I've been in continuous psychiatric care for years. I've taken more meds than I can count or remember. SSRIs, SNRIs, MAOIs, atypical antidepressants, mood stabilizers, antipsychotics... Most of the time I've been taking at least 3 or 4 different prescription at a time, and at one point it got as high as 8 different meds of so. Since I started treatment, I've never been unmedicated. I've constantly said that nothing has really made a difference at all, excepting temporary benefits from some sleep and anxiety meds. But then again, it's hard to tell if meds are helping at all when you can't remember an unmedicated basis of comparison.

Well, I've been in a weird transitory period with treatment lately. I discharged from an intensive outpatient program earlier this year and struggled for a bit to find a new psychiatrist. I saw this person twice and the dynamic was... weird. I feel like we hit it off wrong in our first session. The doctor gave me a diagnosis that made absolutely no sense given my symptoms and it left a bad taste in my mouth. I came back a month later and the doctor encouraged me to seek a higher level of care elsewhere and discharge from their practice. I got discharge paperwork in my email the next day and just went along with it. I'm moving soon and have no plans to find another psychiatrist until after that move so I wouldn't have enough meds to bridge the gap.

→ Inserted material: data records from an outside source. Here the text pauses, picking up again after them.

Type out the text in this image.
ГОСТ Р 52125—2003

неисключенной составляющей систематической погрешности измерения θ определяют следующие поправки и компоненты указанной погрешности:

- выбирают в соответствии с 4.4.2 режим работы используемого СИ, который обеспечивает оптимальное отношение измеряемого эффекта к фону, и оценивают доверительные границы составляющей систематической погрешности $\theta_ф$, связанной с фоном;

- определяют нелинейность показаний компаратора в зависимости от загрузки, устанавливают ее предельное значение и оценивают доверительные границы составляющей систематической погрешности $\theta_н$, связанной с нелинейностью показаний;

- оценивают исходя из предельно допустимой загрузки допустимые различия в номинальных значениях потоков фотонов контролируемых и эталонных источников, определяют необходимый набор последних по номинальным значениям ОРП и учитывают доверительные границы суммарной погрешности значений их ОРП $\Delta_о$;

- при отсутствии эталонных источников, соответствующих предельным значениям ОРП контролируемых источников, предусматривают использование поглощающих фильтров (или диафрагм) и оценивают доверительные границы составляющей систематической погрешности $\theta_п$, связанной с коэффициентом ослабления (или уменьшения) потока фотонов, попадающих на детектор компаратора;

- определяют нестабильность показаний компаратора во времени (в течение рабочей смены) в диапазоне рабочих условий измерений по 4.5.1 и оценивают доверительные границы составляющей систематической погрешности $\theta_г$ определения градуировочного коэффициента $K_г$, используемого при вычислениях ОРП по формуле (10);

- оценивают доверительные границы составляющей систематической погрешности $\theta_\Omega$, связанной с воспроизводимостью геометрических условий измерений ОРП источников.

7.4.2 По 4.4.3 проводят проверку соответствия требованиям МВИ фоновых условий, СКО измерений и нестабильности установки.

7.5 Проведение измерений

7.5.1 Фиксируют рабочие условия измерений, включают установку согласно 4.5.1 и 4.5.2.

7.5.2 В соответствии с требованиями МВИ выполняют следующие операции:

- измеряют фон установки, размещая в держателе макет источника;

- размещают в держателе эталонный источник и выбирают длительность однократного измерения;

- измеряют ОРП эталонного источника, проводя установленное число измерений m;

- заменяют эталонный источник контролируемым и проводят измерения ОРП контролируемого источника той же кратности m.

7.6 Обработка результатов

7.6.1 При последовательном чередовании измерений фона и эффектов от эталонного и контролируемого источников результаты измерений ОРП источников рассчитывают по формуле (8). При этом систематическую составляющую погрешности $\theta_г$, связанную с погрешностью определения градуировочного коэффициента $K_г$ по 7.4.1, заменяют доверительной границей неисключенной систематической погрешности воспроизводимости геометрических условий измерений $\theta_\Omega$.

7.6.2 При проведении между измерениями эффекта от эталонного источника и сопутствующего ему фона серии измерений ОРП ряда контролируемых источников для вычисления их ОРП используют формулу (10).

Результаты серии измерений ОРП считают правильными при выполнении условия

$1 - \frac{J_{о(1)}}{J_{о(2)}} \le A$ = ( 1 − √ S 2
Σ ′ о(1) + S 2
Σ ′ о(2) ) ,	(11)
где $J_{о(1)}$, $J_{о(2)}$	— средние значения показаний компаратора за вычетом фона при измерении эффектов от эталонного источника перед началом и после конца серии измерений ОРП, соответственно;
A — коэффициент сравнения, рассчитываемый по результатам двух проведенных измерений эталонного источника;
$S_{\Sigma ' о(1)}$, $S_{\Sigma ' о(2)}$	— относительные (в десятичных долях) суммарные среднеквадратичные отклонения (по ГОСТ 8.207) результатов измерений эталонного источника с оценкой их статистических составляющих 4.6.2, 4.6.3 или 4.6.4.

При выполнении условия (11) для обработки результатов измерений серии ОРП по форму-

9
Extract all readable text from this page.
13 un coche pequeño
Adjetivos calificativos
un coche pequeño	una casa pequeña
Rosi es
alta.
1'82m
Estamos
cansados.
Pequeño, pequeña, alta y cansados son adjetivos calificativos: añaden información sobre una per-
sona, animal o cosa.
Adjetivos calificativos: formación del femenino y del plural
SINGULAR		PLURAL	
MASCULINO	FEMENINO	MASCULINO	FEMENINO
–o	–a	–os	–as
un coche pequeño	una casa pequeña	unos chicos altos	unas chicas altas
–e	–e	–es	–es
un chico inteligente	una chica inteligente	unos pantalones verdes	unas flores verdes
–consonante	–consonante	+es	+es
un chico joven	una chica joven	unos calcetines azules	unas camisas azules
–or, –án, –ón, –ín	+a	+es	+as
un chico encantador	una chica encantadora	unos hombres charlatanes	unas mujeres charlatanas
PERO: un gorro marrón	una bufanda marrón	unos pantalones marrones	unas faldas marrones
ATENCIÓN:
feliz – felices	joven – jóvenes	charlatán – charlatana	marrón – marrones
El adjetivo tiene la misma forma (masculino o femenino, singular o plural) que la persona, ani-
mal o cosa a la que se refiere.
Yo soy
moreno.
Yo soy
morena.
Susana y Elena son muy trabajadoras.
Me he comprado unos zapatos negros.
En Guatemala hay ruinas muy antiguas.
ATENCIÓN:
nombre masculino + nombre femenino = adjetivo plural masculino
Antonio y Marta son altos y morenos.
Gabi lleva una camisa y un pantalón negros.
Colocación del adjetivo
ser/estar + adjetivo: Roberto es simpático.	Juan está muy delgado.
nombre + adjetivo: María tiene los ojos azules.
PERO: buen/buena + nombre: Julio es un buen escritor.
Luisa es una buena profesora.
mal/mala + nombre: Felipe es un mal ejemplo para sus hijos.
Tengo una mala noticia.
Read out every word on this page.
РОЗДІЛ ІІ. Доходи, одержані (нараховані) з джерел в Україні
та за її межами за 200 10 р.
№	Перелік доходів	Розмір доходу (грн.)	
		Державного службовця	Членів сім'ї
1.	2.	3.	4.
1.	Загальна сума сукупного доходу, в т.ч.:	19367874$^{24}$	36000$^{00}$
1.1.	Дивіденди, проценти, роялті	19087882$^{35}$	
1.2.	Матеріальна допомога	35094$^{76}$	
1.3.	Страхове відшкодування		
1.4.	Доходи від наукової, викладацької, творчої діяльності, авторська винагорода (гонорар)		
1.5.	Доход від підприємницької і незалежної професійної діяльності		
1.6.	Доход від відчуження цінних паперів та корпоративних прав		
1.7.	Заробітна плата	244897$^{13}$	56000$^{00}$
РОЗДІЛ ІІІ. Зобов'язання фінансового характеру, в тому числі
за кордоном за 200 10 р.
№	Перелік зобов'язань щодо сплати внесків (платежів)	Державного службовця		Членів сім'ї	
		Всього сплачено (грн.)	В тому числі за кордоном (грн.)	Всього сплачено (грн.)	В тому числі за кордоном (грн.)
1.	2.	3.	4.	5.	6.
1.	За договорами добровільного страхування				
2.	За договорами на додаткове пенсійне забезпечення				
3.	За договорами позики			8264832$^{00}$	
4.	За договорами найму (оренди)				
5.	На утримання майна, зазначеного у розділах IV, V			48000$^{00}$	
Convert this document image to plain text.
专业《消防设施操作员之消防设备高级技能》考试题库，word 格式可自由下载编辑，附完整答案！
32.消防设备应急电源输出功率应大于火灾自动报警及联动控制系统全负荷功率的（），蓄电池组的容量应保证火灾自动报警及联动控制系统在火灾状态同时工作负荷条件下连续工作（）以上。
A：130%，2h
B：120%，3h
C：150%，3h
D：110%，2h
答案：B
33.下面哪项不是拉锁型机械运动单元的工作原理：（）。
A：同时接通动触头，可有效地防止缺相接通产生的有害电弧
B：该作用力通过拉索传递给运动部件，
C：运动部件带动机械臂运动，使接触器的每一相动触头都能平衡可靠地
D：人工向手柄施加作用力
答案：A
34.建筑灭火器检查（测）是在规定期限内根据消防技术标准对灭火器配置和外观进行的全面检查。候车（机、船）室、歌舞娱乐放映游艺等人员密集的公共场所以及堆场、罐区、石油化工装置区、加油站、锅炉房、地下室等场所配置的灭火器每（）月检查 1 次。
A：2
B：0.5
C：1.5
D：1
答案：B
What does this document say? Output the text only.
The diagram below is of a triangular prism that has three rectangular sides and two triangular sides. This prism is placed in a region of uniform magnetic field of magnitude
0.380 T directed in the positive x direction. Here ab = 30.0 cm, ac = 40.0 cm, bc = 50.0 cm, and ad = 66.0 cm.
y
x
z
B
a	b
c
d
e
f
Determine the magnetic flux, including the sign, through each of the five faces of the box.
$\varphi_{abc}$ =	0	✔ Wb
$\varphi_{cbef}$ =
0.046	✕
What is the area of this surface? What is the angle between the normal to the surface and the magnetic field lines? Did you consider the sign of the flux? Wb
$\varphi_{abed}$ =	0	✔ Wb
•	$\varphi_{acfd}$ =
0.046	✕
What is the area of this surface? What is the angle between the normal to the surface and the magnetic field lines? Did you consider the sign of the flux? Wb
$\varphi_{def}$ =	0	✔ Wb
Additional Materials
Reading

But honestly? I stopped taking meds even before then. It's been probably about a month. I never made a decision to just quit or anything, just kinda got to the stage of "why bother" and started skipping more and more doses until I just... stopped.

And honestly, I don't notice a single difference. I maybe feel a little less numb. Definitely not worse, more unstable, more depressed, more impulsive, or more suicidal.

And that realization has left me feeling kinda cynical about my relationship to psychiatry as a whole.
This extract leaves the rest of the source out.